Jerusalem marks this great discontinuity of human history by its dating conventions. All human history before His incarnation, was dated as being BC—before Christ. All human history subsequent to His ascension was recorded as being AD—anno domini (in the year of our Lord). The years belong to Him and human history is now His history and pre-ordained destiny. [In recent years, Athenian scholars and historians have sought to gloss this reality, with BC being adapted to BCE (before the current era) and AD being changed to CE (current or common era). This “wave” also
shall dash and break up upon the rocks of Jerusalem.]

Now, in the year of our Lord 2008, we stand a mere two thousand years from His death and resurrection. His Gospel has penetrated into every land. Thousands upon thousands of people are now working as preachers of that Gospel in every continent and every land. Despite some of the most extreme and comprehensive oppression in the past century, hundreds of thousands of people are naming the Name of Christ for the first time, as they turn from darkness to light. Despite the “best” and most energetic attempts of Athens, the conversion of multitudes cannot and will not be stopped.

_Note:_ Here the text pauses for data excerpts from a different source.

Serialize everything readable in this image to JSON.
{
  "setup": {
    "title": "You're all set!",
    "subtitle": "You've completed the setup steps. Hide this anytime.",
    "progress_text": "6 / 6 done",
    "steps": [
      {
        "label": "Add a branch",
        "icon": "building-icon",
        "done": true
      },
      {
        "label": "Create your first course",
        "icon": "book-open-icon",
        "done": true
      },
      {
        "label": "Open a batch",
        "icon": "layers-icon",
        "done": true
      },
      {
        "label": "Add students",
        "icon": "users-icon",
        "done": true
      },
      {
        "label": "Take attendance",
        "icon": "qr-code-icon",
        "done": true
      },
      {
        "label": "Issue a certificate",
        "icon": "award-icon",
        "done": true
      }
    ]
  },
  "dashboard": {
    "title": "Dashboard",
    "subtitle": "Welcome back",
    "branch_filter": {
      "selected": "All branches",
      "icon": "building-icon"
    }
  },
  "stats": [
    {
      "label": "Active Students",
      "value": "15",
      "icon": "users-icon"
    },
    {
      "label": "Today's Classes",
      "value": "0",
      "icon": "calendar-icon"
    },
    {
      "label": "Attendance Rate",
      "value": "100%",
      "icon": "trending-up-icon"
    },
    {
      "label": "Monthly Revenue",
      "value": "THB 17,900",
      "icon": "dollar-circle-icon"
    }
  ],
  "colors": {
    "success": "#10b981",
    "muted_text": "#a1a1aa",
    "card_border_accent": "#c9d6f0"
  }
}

We are not prophets, but given the promises of God, declared through Isaiah, we expect that the next thousand years will see a wonderful expansion and consolidation of His global kingdom. We expect a recovery of classic biblical understanding and truth as the legions of converts in the Southern Hemisphere learn more and more of the Scriptures.

As we celebrate Advent this year, we need not only to thank Him for the course of His Kingdom in the earth thus far, but look forward with great hope and anticipation for the years to come.